If I’m going to write this story, it has to be in the way that fits my personal style, and in the end I want it to sing all the way through, from the dedication page to the about-the-author page, otherwise I’m not invested and will not finish the project. So, to the chagrin of my critique circle, I am writing the story first, good writing or not, polishing it a little to avoid too much negative feedback from the circle, and THEN I’ll go back and obsess over things like motivation, structure (scene, chapter, etc.), interiority and all that good stuff. But all the suggestions from the circle are taken seriously in the revision stage! During revision there will be dead bodies on the “revision floor.” Many pages will see the shredder. I will end up with maybe 60%-75% of what I wrote. Already, just two weeks ago I deleted 8,000 words because the storyline changed as I was writing it, and earlier I deleted over 5,000 of my soul searching words.
Feedback is important to me, but sometimes it’s off, way off. For example, a while back I submitted an annotated TOC to the circle to find out if my form was what an annotated TOC “should” be. All but two people were helpful. The two people who weren’t helpful blasted me for not handing out a synopsis instead of a TOC. They said, “No publishers want an annotated TOC.” They were wrong. The publisher I had in mind requires an annotated TOC. In the end of their feeding frenzy their comments were not helpful; they did not hear me even when I said I submitted to them a TOC for critique, not a synopsis. In fact, the two people would not stop about how no publisher wants a TOC and how I “should” have given them a synopsis. OMf’nG! Did I then write and submit a synopsis to their satisfaction? No. They missed the point.

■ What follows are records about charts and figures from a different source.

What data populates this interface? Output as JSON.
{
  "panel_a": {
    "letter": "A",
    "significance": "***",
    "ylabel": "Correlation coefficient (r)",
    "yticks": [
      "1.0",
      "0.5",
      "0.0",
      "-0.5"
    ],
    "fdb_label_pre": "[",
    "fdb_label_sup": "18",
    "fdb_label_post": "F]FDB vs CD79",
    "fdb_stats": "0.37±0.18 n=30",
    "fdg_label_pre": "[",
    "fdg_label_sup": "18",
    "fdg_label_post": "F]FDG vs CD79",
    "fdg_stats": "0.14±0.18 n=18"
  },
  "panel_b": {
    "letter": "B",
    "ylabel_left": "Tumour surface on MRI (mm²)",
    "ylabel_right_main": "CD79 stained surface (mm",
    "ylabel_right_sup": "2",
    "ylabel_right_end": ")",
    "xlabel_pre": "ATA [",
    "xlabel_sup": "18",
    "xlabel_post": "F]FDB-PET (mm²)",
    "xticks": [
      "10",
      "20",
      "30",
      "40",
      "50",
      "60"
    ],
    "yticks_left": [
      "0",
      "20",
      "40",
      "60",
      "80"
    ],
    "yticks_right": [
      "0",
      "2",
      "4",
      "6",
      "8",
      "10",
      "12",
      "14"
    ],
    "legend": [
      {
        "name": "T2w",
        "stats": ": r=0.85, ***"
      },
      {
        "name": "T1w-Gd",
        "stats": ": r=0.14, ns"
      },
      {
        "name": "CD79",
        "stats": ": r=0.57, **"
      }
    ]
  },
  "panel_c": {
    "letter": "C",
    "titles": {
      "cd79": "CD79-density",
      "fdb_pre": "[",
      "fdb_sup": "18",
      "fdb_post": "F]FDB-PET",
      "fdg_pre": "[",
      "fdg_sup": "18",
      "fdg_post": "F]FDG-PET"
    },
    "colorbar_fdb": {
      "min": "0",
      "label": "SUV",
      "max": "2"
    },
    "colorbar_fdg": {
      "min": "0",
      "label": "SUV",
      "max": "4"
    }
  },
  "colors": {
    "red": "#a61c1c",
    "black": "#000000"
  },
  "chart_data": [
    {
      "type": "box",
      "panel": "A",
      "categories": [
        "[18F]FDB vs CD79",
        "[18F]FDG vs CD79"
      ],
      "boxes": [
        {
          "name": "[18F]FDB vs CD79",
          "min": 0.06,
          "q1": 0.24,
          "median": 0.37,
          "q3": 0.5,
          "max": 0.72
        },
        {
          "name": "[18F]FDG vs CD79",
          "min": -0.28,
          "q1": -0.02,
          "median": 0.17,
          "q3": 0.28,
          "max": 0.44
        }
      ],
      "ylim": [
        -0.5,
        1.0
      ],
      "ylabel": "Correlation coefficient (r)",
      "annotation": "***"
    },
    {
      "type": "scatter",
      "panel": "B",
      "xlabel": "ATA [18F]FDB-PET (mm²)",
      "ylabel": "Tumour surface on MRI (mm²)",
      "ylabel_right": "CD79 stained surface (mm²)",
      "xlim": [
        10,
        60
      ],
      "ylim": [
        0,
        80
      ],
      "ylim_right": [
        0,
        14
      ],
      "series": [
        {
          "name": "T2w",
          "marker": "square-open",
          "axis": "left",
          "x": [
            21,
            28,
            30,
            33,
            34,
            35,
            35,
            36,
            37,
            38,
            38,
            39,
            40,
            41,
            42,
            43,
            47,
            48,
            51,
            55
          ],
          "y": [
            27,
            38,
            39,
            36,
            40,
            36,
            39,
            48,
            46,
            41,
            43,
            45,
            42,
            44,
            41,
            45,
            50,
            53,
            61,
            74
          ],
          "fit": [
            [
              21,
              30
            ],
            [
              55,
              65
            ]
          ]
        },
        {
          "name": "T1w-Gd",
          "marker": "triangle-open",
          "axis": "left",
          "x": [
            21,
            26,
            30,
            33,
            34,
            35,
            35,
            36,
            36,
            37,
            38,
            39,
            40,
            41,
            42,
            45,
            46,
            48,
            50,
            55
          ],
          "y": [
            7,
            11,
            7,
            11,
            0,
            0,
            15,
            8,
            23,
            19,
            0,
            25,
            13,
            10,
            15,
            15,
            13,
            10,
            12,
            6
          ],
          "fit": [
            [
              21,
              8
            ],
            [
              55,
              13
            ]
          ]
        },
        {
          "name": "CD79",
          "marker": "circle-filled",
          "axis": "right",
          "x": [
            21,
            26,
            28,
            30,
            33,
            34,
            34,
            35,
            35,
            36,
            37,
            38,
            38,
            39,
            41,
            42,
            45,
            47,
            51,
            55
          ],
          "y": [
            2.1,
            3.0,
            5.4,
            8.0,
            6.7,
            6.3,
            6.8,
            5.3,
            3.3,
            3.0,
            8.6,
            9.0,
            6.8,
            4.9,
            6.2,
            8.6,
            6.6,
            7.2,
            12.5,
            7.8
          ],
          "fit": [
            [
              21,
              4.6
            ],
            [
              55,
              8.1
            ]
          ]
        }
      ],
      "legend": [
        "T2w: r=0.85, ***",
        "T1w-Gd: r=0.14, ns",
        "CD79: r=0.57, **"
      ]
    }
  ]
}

Adding to that insanity about the TOC, as of last week, I have gotten a couple comments about how my story is not following the TOC. It was never intended to be the final outline of my story, and I stated that at the time of submission. All I wanted was feedback on my skill at writing a TOC. >sigh< It’s the albatross curse; Water, water, everywhere, nor any drop to drink.
I do get good feedback from the members of the group most of the time, and we have a good time when we get together, so I’m not about to go elsewhere for feedback. Now I ignore comments sometimes and relish comments most times.
Writing about perfecting a book reminds me of the time when I was an auditor with one of the big US CPA firms (it was decades ago). A team of us would audit a company’s books and when finished, we’d say, “Good enough for government work,” referring to less than a 5% error rate.
No one hits 100% perfect, no one. And my book won’t be 100% perfect, either, but I’ll get there in my way and in my time by following the rules that work for me, not the “shoulds”.